Sam shrugged again, but didn’t react any further. That had been enough information for one night. He however continued to drink with his friends and after a couple more rounds his friend were completely shitfaced, save a the two designated drivers. One of which said: “Come on, guys, if we want to be able to afford the bill we need to stop. Lets go.”
“No, no, no, I’ll get us some more money.” that was Sam, now swaying a bit on his feet.
Julian said: “You can’t make money appear, Sam.”
Sam grinned and said: “Watch me.”

Then he walked, or stumbled, over to the dart board where a few scary looking dudes were darting. He put a twenty dollar bill down and slurred: “I feel lucky, who wants to play?”
His friends wanted to stop him, but he waved them away and focused on the guys who took one look at this baby-faced boy who was drunk of his ass and smirked at each other. “Yeah, I’ll play.” a guy said and also put down 20 dollar.

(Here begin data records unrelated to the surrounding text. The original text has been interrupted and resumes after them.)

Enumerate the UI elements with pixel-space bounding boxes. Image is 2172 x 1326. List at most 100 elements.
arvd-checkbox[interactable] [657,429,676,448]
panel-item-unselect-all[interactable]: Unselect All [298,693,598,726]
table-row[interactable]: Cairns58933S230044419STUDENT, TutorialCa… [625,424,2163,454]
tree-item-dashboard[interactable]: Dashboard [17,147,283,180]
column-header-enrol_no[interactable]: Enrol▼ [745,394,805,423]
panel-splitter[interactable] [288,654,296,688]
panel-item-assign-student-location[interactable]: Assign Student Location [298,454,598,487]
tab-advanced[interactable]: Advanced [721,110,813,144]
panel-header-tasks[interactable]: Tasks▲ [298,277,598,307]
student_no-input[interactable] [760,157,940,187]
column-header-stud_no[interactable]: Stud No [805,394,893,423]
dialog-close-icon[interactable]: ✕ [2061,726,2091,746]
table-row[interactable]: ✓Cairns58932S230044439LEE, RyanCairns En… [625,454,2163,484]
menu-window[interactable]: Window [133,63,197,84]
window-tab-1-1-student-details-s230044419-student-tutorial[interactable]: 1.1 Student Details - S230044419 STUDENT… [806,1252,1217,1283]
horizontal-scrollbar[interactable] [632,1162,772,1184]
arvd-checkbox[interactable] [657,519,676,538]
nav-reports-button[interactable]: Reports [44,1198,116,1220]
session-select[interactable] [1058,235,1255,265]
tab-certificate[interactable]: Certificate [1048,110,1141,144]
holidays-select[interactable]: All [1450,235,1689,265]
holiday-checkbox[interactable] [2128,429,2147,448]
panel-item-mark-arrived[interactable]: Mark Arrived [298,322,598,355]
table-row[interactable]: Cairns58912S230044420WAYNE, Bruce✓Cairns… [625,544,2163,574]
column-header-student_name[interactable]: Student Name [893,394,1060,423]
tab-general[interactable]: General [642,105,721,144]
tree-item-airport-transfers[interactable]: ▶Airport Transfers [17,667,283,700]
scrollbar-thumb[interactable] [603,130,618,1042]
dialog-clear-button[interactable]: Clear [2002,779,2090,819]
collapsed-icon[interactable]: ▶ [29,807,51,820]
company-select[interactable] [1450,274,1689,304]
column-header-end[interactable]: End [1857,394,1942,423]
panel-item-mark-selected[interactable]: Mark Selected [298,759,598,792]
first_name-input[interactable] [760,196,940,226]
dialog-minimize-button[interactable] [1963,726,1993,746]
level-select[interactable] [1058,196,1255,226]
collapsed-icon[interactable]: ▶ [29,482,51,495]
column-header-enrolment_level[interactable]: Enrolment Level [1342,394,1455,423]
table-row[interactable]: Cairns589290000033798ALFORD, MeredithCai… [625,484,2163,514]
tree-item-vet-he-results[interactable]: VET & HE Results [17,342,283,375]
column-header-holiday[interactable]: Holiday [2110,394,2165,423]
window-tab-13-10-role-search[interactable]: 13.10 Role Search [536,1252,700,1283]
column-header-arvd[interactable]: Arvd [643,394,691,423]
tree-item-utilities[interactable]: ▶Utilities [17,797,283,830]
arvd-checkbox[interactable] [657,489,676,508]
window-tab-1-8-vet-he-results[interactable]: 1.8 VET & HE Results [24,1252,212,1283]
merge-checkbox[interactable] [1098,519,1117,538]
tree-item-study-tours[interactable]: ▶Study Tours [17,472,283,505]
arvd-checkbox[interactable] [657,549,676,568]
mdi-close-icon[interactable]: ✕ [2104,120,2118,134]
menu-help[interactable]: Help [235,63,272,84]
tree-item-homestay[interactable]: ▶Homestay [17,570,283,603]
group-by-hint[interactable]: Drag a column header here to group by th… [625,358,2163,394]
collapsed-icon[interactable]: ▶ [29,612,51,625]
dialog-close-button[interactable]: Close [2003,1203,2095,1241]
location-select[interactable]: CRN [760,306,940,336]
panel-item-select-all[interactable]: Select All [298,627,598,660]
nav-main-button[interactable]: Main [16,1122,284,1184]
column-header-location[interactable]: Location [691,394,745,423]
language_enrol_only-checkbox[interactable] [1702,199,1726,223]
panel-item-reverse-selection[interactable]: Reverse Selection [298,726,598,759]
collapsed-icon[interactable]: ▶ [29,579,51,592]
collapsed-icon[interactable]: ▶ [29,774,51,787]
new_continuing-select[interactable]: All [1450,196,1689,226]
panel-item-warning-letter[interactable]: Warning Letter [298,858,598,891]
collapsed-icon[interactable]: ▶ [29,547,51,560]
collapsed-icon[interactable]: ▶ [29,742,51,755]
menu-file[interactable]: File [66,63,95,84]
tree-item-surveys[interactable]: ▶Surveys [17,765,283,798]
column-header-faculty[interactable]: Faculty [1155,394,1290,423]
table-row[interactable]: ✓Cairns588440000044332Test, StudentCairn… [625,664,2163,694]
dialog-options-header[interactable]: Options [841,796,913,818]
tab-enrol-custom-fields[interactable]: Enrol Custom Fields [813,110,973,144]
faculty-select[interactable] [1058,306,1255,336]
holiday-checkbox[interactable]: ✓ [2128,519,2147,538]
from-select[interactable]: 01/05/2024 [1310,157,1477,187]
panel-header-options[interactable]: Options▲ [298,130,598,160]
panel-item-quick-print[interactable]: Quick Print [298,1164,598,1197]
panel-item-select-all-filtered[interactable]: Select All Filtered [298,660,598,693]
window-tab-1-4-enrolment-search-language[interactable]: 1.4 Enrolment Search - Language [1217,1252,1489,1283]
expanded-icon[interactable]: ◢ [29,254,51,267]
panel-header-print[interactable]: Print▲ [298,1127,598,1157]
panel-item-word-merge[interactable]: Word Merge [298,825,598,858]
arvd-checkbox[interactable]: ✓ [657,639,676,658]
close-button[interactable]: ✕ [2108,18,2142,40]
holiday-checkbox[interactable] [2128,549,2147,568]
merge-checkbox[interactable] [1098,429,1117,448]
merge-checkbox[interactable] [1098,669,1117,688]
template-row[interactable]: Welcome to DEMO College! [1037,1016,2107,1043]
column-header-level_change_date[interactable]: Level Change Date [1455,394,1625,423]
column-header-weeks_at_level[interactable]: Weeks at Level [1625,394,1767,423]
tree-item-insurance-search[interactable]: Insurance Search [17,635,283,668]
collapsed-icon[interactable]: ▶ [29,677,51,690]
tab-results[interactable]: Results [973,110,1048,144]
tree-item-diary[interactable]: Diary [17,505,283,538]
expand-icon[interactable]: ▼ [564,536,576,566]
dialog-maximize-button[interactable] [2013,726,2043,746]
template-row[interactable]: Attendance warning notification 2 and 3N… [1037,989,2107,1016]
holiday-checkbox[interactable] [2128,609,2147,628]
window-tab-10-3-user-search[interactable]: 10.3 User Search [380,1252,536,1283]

Two other guys followed. Sam smiled at started and, he was terrible. He was way behind and lost his money easily. His friend now really wanted to drag him away, but he shook his head and said: “This one just wasn’t my round, next one will. I feel it! 30 dollar!”

He fished the money out of his pants. The other players rolled their eyes at the boys naivety and put their own money in the pot. Sam lost again and his friend were getting really desperate, but Sam pushed them back again. He told everyone: “Ok, ok, maybe that wasn’t the best. I just need higher stakes, jep, that’s it. Higher stakes and it will be my round, I feel it in my bones.”

He smiled his goofy smile and got 50 dollars out of his pocket. He looked disappointed and quickly turned to his friends and asked: “Does anyone have 100 dollars?”
“No, Sam. Please quit. You need that money to pay for-”
Jessica was cut off by a totally drunk Brady who was so drunk he believed in Sam. He pushed 100 dollars in his hand without question. “Thanks, dude. I’ll pay you back.” Sam said.
He turned back to the group guys and asked: “What do you say? 150 dollar?”

The guys shook their head, but didn’t let the opportunity pass to make some more cash. The three dudes put down their money and a fourth said: “Hell, I’ll risk it.” and put his money down too.
Sam smiled and the game started. Everybody was confused as Sam suddenly became much better and was beating the guys. One grabbed him by the collar after a particularly good throw and suspiciously said: “Were you playing us, boy?”
Sam put on his best confused/scared face and innocently said: “What do you mean? I sobered up a bit, that’s all. I don’t know what’s going on either.”

The guy eyed him for a second, but let him go. A few more throws later and Sam was collecting his money, smiling all the way.
His group was still shocked as they payed their bill and left. When they were outside Julian asked: “When did you get good at that?”
“What? Darts?” Sam smiled, “Me and my brother used to play all the time when my dad left us at bars when he was working. After a while you get good and convince guys like that that they couldn’t possibly lose to two kids. Always nice to have a dollar extra.”

He continued smiling at the memory, but was taken out of it when Jessica and Julian both asked him a question: “You have a brother?” “Why weren’t you good from the beginning then?”
He decided to answer Julians question and ignore Jessicas. “Number one rule of hustling: You gotta lose some money to win a lot. You can’t raise the staked to a 150 when no one knows your skill, that way no one will bite. You gotta take it slow.”
Julian nodded and said: “Nice”, but Jessica was not amused and she asked: “Did your brother teach you that?”

Sam nodded and looked to the sky then he thoughtfully said: “Hope he isn’t dead yet.”
That got Jessica to frown concerned and she softly asked: “What makes you say that? Did he get into a lot of bar fights?”
Sam looked at her and whispered: “Yeah, you could say it’s something like that.”
After that he didn’t say anything anymore and the next morning he pretended that he didn’t remember a thing, but Jessica did and her interest was piqued. She would get to know this Sam better.